La manifestation consacre la prévalence du geste politique et interpelle nos responsables. Elle reste un langage politique dans un monde qui voudrait pouvoir s’en passer puisque la « bonne gouvernance » (avec ses cortèges d’experts et d’évaluateurs) doit, dans sa logique gestionnaire, se suffire à elle-même. Ceci étant dit, personne n’est dupe et chacun sait que s’en tenir à des slogans verbaux dans la rue est partiellement contre-productif puisque cela n’affecte en rien « la mégamachine », pour reprendre l’expression de Serge Latouche2. Beaucoup d’activistes pensent remarquer, dans son sillage, que ce sont les institutions du capitalisme financier qu’il convient aussi d’aller gripper : les places financières, le FMI, la Banque Mondiale, les systèmes de transactions financières… On peut mesurer d’ailleurs la justesse de cette prise de conscience à la réaction desdites institutions : il n’a pas fallu longtemps à la police pour évacuer par la force Wall Street de ses Indignés.
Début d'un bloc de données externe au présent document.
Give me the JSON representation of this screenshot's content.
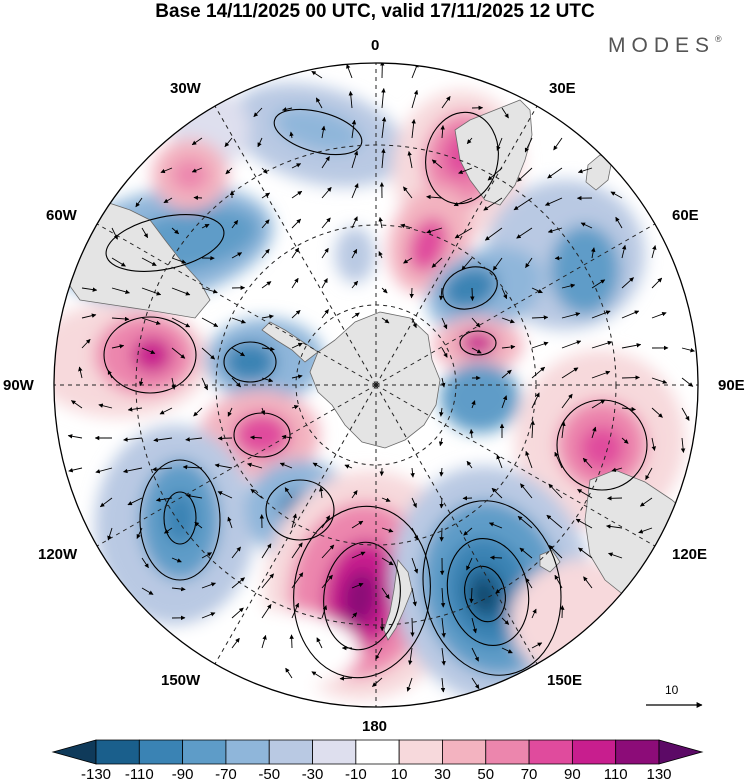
{
  "title": "Base 14/11/2025 00 UTC, valid 17/11/2025 12 UTC",
  "brand": {
    "name": "MODES",
    "mark": "®"
  },
  "longitude_labels": {
    "lon_0": "0",
    "lon_30e": "30E",
    "lon_60e": "60E",
    "lon_90e": "90E",
    "lon_120e": "120E",
    "lon_150e": "150E",
    "lon_180": "180",
    "lon_150w": "150W",
    "lon_120w": "120W",
    "lon_90w": "90W",
    "lon_60w": "60W",
    "lon_30w": "30W"
  },
  "vector_reference": {
    "value": "10"
  },
  "colors": {
    "land": "#e4e4e4",
    "coast": "#6a6a6a",
    "grid": "#222222"
  },
  "colorbar": {
    "boundaries": [
      "-130",
      "-110",
      "-90",
      "-70",
      "-50",
      "-30",
      "-10",
      "10",
      "30",
      "50",
      "70",
      "90",
      "110",
      "130"
    ],
    "colors": [
      "#0f3a5a",
      "#1a5f8c",
      "#3a83b4",
      "#5e9cc8",
      "#8fb6da",
      "#b9c9e3",
      "#dedfee",
      "#ffffff",
      "#f7d9dc",
      "#f3b3c0",
      "#ec86ad",
      "#e04b9d",
      "#c81e8e",
      "#8c0c78",
      "#5c0a66"
    ]
  },
  "anomaly_centers": [
    {
      "name": "60s-150e",
      "value": -130
    },
    {
      "name": "58s-170w",
      "value": 115
    },
    {
      "name": "55s-110e",
      "value": 75
    },
    {
      "name": "50s-90w",
      "value": 72
    },
    {
      "name": "50s-115w",
      "value": -85
    }
  ]
}
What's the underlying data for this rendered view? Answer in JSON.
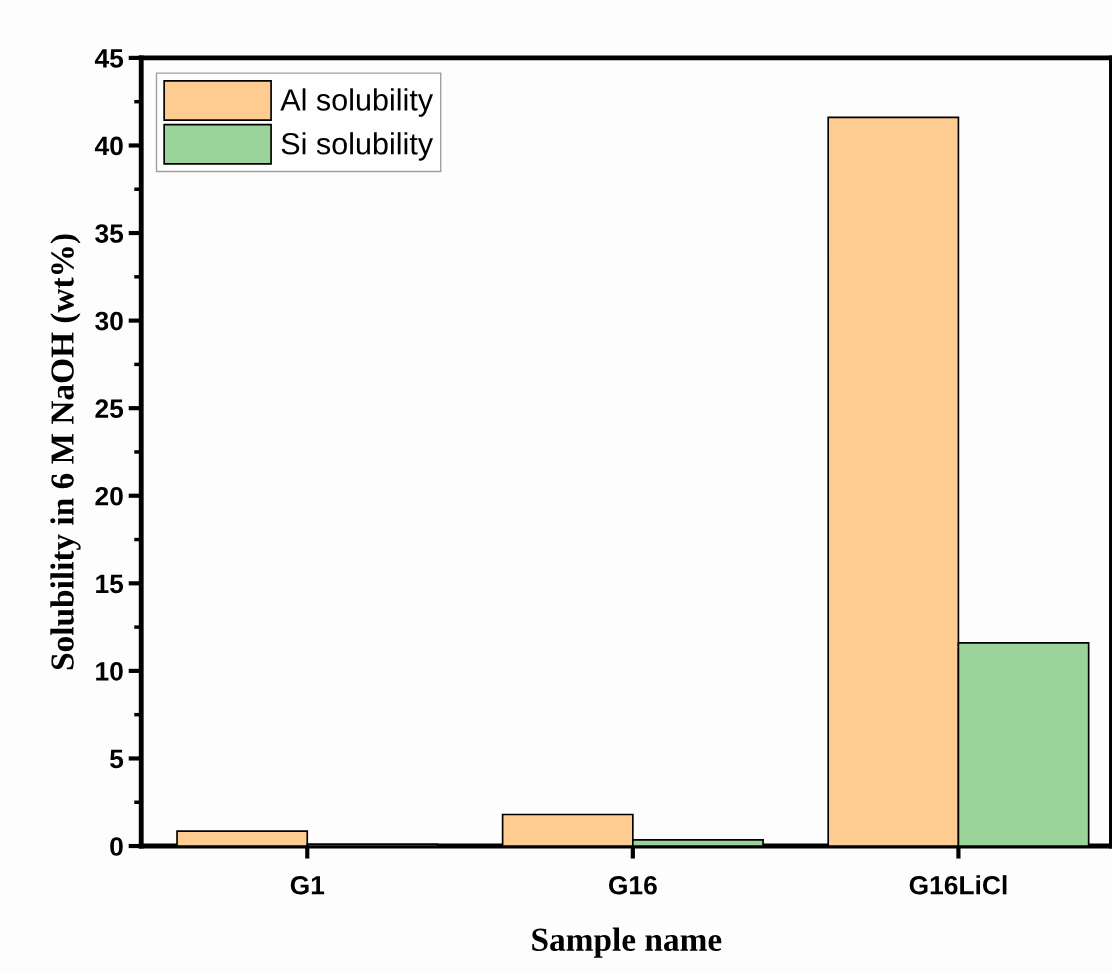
{
  "chart_data": {
    "type": "bar",
    "xlabel": "Sample name",
    "ylabel": "Solubility in 6 M NaOH (wt%)",
    "categories": [
      "G1",
      "G16",
      "G16LiCl"
    ],
    "series": [
      {
        "name": "Al solubility",
        "color": "#fecb91",
        "values": [
          0.85,
          1.8,
          41.6
        ]
      },
      {
        "name": "Si solubility",
        "color": "#9ad49a",
        "values": [
          0.1,
          0.35,
          11.6
        ]
      }
    ],
    "ylim": [
      0,
      45
    ],
    "yticks": [
      0,
      5,
      10,
      15,
      20,
      25,
      30,
      35,
      40,
      45
    ],
    "grid": false,
    "legend": "top left"
  }
}
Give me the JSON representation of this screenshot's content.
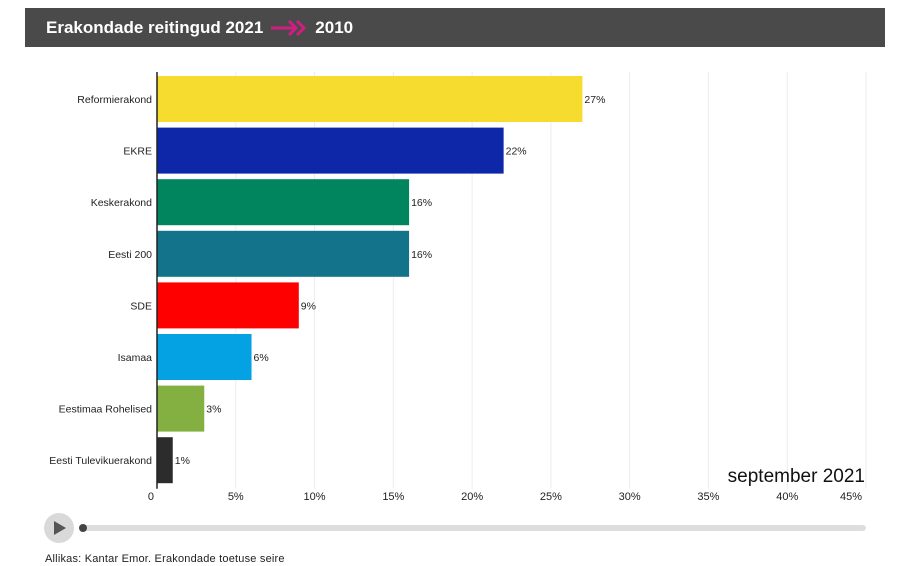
{
  "header": {
    "title": "Erakondade reitingud 2021",
    "year": "2010",
    "arrow_color": "#d11d82",
    "background": "#4a4a4a"
  },
  "period_label": "september 2021",
  "source": "Allikas: Kantar Emor. Erakondade toetuse seire",
  "player": {
    "play_icon": "play-icon",
    "progress": 0
  },
  "chart_data": {
    "type": "bar",
    "orientation": "horizontal",
    "categories": [
      "Reformierakond",
      "EKRE",
      "Keskerakond",
      "Eesti 200",
      "SDE",
      "Isamaa",
      "Eestimaa Rohelised",
      "Eesti Tulevikuerakond"
    ],
    "values": [
      27,
      22,
      16,
      16,
      9,
      6,
      3,
      1
    ],
    "value_labels": [
      "27%",
      "22%",
      "16%",
      "16%",
      "9%",
      "6%",
      "3%",
      "1%"
    ],
    "colors": [
      "#f6dc2f",
      "#0d27a8",
      "#00855e",
      "#13738a",
      "#ff0000",
      "#04a2e2",
      "#84b042",
      "#2c2c2c"
    ],
    "xlim": [
      0,
      45
    ],
    "ticks": [
      0,
      5,
      10,
      15,
      20,
      25,
      30,
      35,
      40,
      45
    ],
    "tick_labels": [
      "0",
      "5%",
      "10%",
      "15%",
      "20%",
      "25%",
      "30%",
      "35%",
      "40%",
      "45%"
    ],
    "grid": true
  }
}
Dès lors qu’une manifestation ne dérange que le citoyen lambda, sans miner nullement les dispositifs de dominations, ne faut-il pas aussi réfléchir (avec ce citoyen) aux actions plus directes qu’il conviendrait de lui adjoindre vers l’émancipation ?

La manifestation reste une épine politique dans un corps social que l’on croit pouvoir soigner par la seule cure managériale. Mais disons que d’autres modes d’engagement sont également nés pour pallier ses carences : les altermondialistes, les tenants d’une économie alternative ou de la décroissance, plus récemment justement les Indignés, etc. Ils regroupent des individus sur une base plus restreinte et des objectifs précis dans une démarche souvent plus morale que politique : le respect de l’environnement, la défense des sans-papiers, le respect des droits de l’homme, la famine, le soutien de petits paysans au nord ou au sud, etc. Comme l’a montré Jacques Ion, ces formes d’engagement conviennent mieux à une société plus individualisée : un engagement plus light, moins chronophage, une contestation plus personnalisée, moins générale. On s’engage à la carte, sans se sentir « obligé » par une organisation spécifique et l’imaginaire qu’elle charrie comme c’était le cas lorsque l’on s’engageait dans des syndicats ou des partis politiques aux idéologies marxistes ou maoïstes. Au bout du compte, cette forme d’engagement est le négatif photographique de l’engagement dans le capitalisme contemporain pour ses cadres : elle est flexible. C’est ce qui en fait, à mon avis, la puissance… et la fragilité à la fois. Les luttes de Greenpeace, de MSF, d’Amnesty International, de No Vox, etc rassemblent toujours davantage de militants et de bénévoles qui veulent être efficaces ici et maintenant sans plus croire aux lendemains qui chantent (ce qui est heureux d’ailleurs car on a pu voir dans l’Union Soviétique stalinienne du communisme « réel » combien ces lendemains ont en réalité relevé du cauchemar dès lors que l’on a voulu les imposer par la force). Mais au-delà de l’indignation morale qui pousse les uns et les autres à s’y investir quels sont les modes d’expression, les relais politiques ? Les grands progrès sociaux ne sont jamais advenus par de la bonne volonté morale mais par le recroisement d’intérêts bien compris de groupes sociaux dans une lutte politique déclarée. Or aujourd’hui force est de constater que s’il existe un tel fossé entre représentants et société civile, c’est aussi parce que les manifestations indignées de celle-ci peinent à transiter de la diversité sociale et du pathos moral qui les caractérisent à la formalisation d’une lutte et d’un logos politique commun.
- De la critique, Paris, Gallimard, 2009
- La mégamachine, raison techno-scientifique, raison économique et mythe du progrès, Paris, MAUSS/La découverte, 1995.